Personal information
- Nationality: Cambodian
- Born: 7 February 1986 (age 40)

Sport
- Sport: Para-athletics
- Disability class: T54
- Event: 100 metres

Medal record
Para-athletics
Representing Cambodia
ASEAN Para Games
| Silver medal – second place | 2011 Surakarta | T53 100 metres |
| Silver medal – second place | 2011 Surakarta | T53 200 metres |
| Bronze medal – third place | 2015 Singapore | T53 100 metres |

= Vun Van =

Cambodian Paralympic athlete (born 1986)

Van Vun (born 7 February 1986) is a Cambodian para-athlete specializing in the 100 metres. He represented Cambodia at three Summer Paralympics in 2016, 2020 and 2024.

==Early life==
Van became paralysed in both legs at age 3 after contracting Polio due to a lack of vaccination in rural Cambodia. Born into a farming family, they were unable to afford a wheelchair for him and he was forced to drop out of school in Year 5. He was often discriminated against because of his disability.
He only began wheelchair racing in 2006 at 20 after being introduced to the sport by an Australian organisation. In 2010, he was invited to train in Australia and was gifted a racing chair after which he took up the sport seriously.

==Career==
At this first international event, would win silver at the 2011 ASEAN Para Games in the 100 and 200 metres.
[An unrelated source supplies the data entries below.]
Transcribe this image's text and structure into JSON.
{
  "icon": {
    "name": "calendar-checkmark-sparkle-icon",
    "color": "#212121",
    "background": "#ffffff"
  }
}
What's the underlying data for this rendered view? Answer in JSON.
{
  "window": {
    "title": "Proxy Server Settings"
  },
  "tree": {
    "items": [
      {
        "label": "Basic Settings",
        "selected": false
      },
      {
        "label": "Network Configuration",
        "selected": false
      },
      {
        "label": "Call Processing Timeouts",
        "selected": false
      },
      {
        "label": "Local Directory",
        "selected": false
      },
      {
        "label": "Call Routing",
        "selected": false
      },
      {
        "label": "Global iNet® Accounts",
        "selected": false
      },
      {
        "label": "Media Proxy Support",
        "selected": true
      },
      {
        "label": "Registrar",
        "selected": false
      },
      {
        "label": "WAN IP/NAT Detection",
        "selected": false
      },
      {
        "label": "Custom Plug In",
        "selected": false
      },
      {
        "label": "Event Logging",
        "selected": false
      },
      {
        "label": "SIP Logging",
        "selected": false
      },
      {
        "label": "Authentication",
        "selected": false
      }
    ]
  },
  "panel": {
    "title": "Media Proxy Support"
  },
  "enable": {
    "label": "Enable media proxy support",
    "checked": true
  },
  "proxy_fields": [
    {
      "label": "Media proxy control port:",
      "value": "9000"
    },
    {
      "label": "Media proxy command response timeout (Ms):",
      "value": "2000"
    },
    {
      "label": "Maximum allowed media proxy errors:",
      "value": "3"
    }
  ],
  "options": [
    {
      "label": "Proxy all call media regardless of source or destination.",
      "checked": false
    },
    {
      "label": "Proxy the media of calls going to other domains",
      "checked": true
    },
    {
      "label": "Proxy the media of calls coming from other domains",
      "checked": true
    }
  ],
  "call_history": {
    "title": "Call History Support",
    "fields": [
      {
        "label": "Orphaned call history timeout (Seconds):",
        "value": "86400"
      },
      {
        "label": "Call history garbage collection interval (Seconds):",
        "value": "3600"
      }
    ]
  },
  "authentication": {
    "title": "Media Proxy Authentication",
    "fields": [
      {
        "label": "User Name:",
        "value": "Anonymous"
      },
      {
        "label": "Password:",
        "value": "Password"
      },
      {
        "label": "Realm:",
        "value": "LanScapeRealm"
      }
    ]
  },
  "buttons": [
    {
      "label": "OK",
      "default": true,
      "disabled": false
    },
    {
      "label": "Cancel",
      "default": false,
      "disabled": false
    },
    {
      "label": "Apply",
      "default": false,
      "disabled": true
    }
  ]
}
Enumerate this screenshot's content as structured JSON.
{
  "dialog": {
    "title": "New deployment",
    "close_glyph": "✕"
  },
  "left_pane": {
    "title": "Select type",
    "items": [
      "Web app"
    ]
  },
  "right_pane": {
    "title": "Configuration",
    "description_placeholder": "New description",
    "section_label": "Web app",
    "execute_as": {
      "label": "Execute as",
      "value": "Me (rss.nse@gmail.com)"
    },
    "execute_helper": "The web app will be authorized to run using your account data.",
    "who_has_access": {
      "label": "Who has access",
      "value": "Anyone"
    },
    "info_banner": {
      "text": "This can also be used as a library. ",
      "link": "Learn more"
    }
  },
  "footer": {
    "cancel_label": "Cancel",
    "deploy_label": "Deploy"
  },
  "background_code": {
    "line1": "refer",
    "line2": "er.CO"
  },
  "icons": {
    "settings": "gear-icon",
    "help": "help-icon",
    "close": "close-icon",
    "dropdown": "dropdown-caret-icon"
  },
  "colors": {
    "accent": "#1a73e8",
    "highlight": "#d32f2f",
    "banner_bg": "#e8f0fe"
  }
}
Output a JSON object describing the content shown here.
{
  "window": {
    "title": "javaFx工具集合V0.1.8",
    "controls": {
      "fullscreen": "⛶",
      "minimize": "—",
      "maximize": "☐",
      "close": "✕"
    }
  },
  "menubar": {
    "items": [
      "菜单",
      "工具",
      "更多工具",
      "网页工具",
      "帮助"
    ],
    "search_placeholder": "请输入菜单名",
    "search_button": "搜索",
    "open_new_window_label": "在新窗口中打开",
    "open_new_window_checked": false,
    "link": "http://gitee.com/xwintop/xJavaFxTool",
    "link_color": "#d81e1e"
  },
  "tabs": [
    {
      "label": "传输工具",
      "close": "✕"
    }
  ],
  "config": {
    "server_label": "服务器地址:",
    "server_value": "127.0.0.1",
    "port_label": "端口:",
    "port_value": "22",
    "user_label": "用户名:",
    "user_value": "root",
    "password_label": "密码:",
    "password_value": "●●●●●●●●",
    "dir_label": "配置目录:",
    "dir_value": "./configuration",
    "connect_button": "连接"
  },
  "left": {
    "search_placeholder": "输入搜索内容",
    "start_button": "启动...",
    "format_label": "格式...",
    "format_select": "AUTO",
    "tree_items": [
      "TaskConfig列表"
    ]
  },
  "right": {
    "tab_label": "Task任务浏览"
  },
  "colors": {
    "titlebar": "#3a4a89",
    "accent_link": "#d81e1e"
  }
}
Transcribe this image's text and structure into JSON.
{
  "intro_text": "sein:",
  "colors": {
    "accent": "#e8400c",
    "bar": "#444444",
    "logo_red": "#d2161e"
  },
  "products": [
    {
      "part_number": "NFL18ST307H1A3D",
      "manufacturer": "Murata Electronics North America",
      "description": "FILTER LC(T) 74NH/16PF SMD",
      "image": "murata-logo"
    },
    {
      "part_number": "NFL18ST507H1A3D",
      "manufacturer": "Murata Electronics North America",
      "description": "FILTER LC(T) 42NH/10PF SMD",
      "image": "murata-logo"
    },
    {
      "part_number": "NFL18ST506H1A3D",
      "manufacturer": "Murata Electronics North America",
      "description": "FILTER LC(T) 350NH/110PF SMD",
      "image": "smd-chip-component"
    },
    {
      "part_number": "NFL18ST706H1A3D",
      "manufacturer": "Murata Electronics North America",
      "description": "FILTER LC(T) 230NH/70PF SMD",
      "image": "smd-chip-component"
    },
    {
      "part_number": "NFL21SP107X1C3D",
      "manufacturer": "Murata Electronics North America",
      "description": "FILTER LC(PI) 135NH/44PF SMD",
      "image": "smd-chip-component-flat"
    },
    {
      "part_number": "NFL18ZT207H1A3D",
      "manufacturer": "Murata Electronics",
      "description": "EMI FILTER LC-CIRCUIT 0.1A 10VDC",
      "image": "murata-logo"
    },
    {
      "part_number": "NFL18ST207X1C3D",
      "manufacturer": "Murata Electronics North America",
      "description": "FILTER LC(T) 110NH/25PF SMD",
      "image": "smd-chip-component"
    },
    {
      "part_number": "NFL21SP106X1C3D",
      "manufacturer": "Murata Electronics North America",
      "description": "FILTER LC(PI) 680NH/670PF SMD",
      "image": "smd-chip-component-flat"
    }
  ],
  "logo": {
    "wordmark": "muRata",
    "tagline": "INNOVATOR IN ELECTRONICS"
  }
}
He would continue his form, winning Gold in the 100, 200 and 400 metres at the 2013 Myanmar Games, being awarded $30,000 by the Cambodian Government for his achievements.

He won Bronze at 2015 ASEAN Para Games, before being selected as Cambodia's sole representative at the 2016, acting as the flag bearer and finishing 15th in the 100 m T54.

Van was again the sole representative and flag bearer at the 2020 and 2024 Summer Paralympics, making the final of the 100 m T54 and finishing 7th in 2020.